The bust above, by sculptor Auguste Clésinger, stands guard over the French Senate, in the Palais de Luxembourg in Paris. It is one of numerous variations on the figure of Marianne, the personification of the French Republic, that adorn public buildings throughout the country. But the lawmakers who pass her day after day would probably be surprised, to say the least, to learn anything of the woman behind the likeness.
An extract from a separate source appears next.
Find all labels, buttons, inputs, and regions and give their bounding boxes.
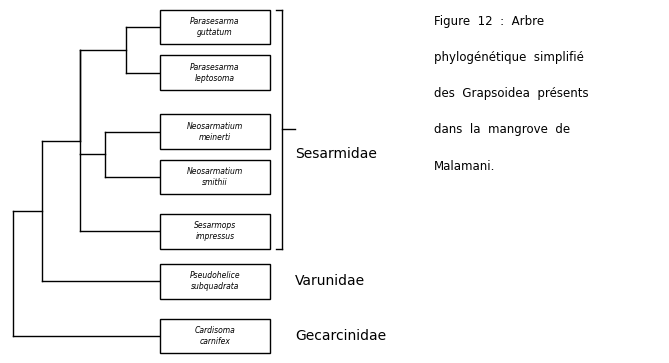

The model was Clésinger’s lover, poet and occultist Berthe de Courrière, who died in Paris 100 years ago today. But it was not just her beauty but also her passion for hermetic knowledge that inspired another lover, writer Remy de Gourmont. He described her as a “soul to which mystery has spoken – and has not spoken in vain”. Far more than a mere muse, she was his guide to a subterranean world of ritual, mysticism and the dark arts. It, and she, were woven into Gourmont’s novels Sixtine (1890) and Le Fantôme (1893). Between these two works Courrière served as a conduit for J.K. Huysmans’ own survey of this shadow realm, Là-Bas (1891). Everything suggests that her exploration of Satanism and the occult were more than merely academic; our old friend Rachilde relates that Courrière kept communion wafers about her person for the purpose of feeding stray dogs.
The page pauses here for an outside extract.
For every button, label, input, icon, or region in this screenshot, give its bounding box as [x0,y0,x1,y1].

For more about this thrillingly wayward figure, Madeleine LeDespencer’s recent piece “Flowers of Evil: Satanic Feminists of Bohemian Paris Part 1 – Berthe de Courrière” for Dirge Magazine is a must-read. The writer performs a particularly valuable service in presenting Courrière as a personality in her own right, not just an adjunct to the male creative professional. Previous commentators focused on Courrière’s alleged insanity, but LeDespencer rightly notes that “they ignore how easy it might be for a woman to find herself committed for displaying the same peculiarities that the average bohemian man could flaunt without concern”.
And if nothing else, Courrière’s decorating tips – “Altar cloths, religious objects adapted to most unexpected locations, monstrance, corporals, dalmatics, candelabra with multicolored candles lit in mysterious corners of shade” – could clearly rival Gustav Meyrink‘s.